Manusia adalah makhluk historis. Kesadaran manusia yang unik dan berbeda menjadikannya makhluk yang historis. Kesadaran yang mampu untuk menyempurnakan hubungan dengan dunia karena kapasitas refleksi dan imajinasi. Melalui itu manusia bertindak sesuai dengan kehendak mereka dan barulah mereka dikatakan bereksistensi yang tidak hanya sekedar hidup.
Sayangnya, sistem pendidikan pada realitas aktual sangat kontras dengan status manusia. Sistem yang membatasi eksistensi bahkan menghilangkan eksistensi kemanusiaan para terdidik dan pendidik. Para pendidik yang menjadi titik mulai / awal sebagai para penderita culture lag "melampiaskan" pada para terdidik. Mengakibatkan para terdidik jatuh dalam tekanan, tuntutan, dan rasionalisasi.
Penyimpangan Peran
Dalam pandangan Paulo Friere, ia menyebutnya dengan ibarat bank. Peran - perannya pun kompleks sesuai dengan realitanya. Para terdidik menjadi bahan atau objek investasi dan jaminan potensial yang tak ada bedanya dengan kumpulan hasil depositor ekonomis yaitu para tenaga pendidik. Para terdidik diperlakukan layaknya "bejana kosong" yang adalah tabungan untuk "modal pengetahuan."
Peran yang diambil dalam sebuah kasus benar menjadi konkrit dan kontekstual. Para tenaga pendidik yang adalah subjek aktif, sedangkan para terdidik adalah objek pasif penurut tanpa eksistensi. Sistem pendidikan pun berakhir dengan sifat negatif. Cenderung pada pandangan bahwa informasi yang guru berikan harus diingat dan dihafalkan. Sehingga timbul pula hasil eksperimen dari objek penurut yaitu objek spekulasi pengetahuan tanpa kesadaran akan realitas.
Hasil sistem pendidikan yang seperti ini lah semakin memberi dampak pada dehumanisasi pendidikan. Friere mengartikannya sebagai pelanggeng hegemoni kaum tertentu dan yang ditindasnya. Menindas dalam konteks ini artinya menanggalkan ide - ide tentang kemanusiaan. Maka, Friere menegaskan gagasan tentang membangun sistem pendidikan progresif dan generatif terhadap permasalahan kehidupan sesuai dengan kemampuan manusia yang sesungguhnya yaitu berefleksi.
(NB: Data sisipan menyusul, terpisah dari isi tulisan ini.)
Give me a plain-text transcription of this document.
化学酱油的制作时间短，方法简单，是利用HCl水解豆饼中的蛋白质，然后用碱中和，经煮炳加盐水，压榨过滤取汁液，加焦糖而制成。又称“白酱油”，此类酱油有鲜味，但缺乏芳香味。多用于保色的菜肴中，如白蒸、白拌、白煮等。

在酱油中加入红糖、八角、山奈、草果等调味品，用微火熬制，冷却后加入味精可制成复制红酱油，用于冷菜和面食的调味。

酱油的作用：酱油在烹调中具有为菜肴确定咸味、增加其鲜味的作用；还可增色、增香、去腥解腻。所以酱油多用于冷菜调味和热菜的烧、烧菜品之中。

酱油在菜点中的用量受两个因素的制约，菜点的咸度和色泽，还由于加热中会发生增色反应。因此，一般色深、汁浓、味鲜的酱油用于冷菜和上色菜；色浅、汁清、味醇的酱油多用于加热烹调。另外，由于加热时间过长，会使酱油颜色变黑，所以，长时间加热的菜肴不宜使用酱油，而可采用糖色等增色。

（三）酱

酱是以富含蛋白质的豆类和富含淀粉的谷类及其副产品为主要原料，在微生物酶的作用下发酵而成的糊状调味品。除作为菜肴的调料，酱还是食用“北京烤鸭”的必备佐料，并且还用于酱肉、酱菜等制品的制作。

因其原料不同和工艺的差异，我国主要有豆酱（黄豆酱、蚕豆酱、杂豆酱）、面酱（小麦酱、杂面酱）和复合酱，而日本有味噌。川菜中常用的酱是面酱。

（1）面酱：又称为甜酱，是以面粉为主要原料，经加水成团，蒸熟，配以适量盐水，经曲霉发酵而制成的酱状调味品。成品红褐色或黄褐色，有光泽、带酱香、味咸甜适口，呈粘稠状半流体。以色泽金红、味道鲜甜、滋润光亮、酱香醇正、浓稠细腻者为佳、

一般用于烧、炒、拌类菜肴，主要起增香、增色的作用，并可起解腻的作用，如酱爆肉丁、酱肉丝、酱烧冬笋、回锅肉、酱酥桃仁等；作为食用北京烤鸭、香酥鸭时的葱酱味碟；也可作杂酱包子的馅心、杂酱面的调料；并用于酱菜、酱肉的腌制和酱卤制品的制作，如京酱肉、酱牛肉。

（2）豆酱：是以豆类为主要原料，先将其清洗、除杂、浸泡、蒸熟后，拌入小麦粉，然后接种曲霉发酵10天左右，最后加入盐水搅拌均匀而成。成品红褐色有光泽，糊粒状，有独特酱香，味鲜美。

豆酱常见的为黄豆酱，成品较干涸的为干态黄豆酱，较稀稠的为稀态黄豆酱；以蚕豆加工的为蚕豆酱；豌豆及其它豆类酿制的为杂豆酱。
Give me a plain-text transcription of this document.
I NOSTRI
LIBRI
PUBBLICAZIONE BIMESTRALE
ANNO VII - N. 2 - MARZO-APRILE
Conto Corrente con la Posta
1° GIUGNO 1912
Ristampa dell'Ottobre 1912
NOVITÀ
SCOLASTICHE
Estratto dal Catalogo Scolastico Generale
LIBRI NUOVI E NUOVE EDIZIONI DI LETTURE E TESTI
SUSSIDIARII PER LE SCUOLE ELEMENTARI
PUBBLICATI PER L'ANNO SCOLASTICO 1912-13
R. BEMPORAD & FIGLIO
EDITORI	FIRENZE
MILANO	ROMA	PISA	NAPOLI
Pada kasus aktual, data yang terkumpul dari para terdidik yang sadar akan statusnya kebanyakan telah mengalami depresi berat. Oleh karena stress dan depresi berat, mulailah diambil jalan - jalan pintas seperti penyalahgunaan obat - obatan, perundungan, kekerasan, bahkan bunuh diri. Kasus ini menjadi topik utama keprihatinan hasil dari dunia pendidikan yang belum terolah sepenuhnya. Penindasan ini juga seharusnya menjadi titik pandang pemerintah sebab karena sistem - sistem atau problem baru tanpa solusi.